I never used to bother, but now I normally give it about 40 minutes.

Maybe less mixing will also give less dough oxidation, but I'm not an expert on the pros and cons of that.

 

Lance

dmsnyder's picture
dmsnyder

Autolyse was "invented" by Prof. Raymond Calvel in the 1950's as a way to develop gluten well without intensive mechanical mixing. At that time, intensive machine mixing was used in French bakeries to save time, increase loaf volume and whiteness of their breads.  The cost was tasteless breads due to oxidation of flavor-carrying pigments in the wheat flour. Water and flour was mixed and let rest for 20-60 minutes before salt and yeast were added. (Salt competes with flour for water and tightens gluten bonds. Yeast starts fermentation.)

So, autolyse originally had absolutely nothing to do with hand/non-mechanical mixing, only mechanical mixing.

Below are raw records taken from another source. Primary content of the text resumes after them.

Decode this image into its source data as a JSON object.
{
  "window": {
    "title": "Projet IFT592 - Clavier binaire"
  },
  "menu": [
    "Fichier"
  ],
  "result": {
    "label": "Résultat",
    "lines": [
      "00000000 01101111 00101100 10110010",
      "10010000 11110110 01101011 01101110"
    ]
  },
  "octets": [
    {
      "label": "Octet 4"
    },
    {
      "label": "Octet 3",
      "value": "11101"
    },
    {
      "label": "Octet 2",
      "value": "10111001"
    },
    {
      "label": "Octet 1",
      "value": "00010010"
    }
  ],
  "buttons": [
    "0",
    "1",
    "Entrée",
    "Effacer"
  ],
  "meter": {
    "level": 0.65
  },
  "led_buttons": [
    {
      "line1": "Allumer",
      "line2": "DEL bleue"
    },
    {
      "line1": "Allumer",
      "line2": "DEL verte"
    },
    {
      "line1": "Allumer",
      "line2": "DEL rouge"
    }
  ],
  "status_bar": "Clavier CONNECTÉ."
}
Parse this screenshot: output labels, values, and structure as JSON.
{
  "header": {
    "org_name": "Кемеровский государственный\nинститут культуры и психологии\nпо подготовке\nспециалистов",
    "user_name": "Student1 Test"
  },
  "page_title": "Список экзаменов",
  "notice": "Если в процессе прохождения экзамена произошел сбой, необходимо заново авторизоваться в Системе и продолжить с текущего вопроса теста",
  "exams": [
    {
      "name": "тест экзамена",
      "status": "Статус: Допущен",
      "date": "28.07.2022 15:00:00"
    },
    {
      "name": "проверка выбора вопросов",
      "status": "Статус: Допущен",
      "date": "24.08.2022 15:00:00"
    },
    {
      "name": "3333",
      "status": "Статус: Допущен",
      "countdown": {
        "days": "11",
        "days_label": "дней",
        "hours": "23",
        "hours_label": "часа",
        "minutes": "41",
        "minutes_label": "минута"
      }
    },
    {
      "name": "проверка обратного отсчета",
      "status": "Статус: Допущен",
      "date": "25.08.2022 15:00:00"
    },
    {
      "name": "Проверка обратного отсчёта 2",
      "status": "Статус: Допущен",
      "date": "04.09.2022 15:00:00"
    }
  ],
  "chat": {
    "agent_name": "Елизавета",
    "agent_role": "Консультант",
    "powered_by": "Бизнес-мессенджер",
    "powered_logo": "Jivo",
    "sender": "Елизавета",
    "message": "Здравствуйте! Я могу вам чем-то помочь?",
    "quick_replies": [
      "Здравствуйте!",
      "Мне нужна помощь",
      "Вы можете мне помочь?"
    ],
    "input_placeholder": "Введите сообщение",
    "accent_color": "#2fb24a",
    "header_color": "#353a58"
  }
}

Personally, I use it for most of my breads, except for highly enriched breads and high-percentage rye breads. I think it results in gentler handling overall.

David

Benito's picture
Benito

I think allowing gluten to form is a secondary benefit of autolyse and not the primary one.  Allowing the flour and bran to fully hydrate is probably the number one reason to autolyse, this is particularly important with higher whole grain breads in general.  Another reason to autolyse is to allow time for the grain amylases to start working on breaking down some of the starches into sugars that the microbes need to use to multiple and produce the gases and flavour compounds for our bread.

Benny

JonJ's picture
JonJ

At higher hydration the all in one method gave me a slurry that wouldn't run clean. So, I always got that puddle at the bottom of the mixing bowl. And if it starts off like that it remains very difficult to work into a bread although the final loaf may eventually be quite nice handling needs more skill.

This is less of a problem, or not a problem if I autolyse first.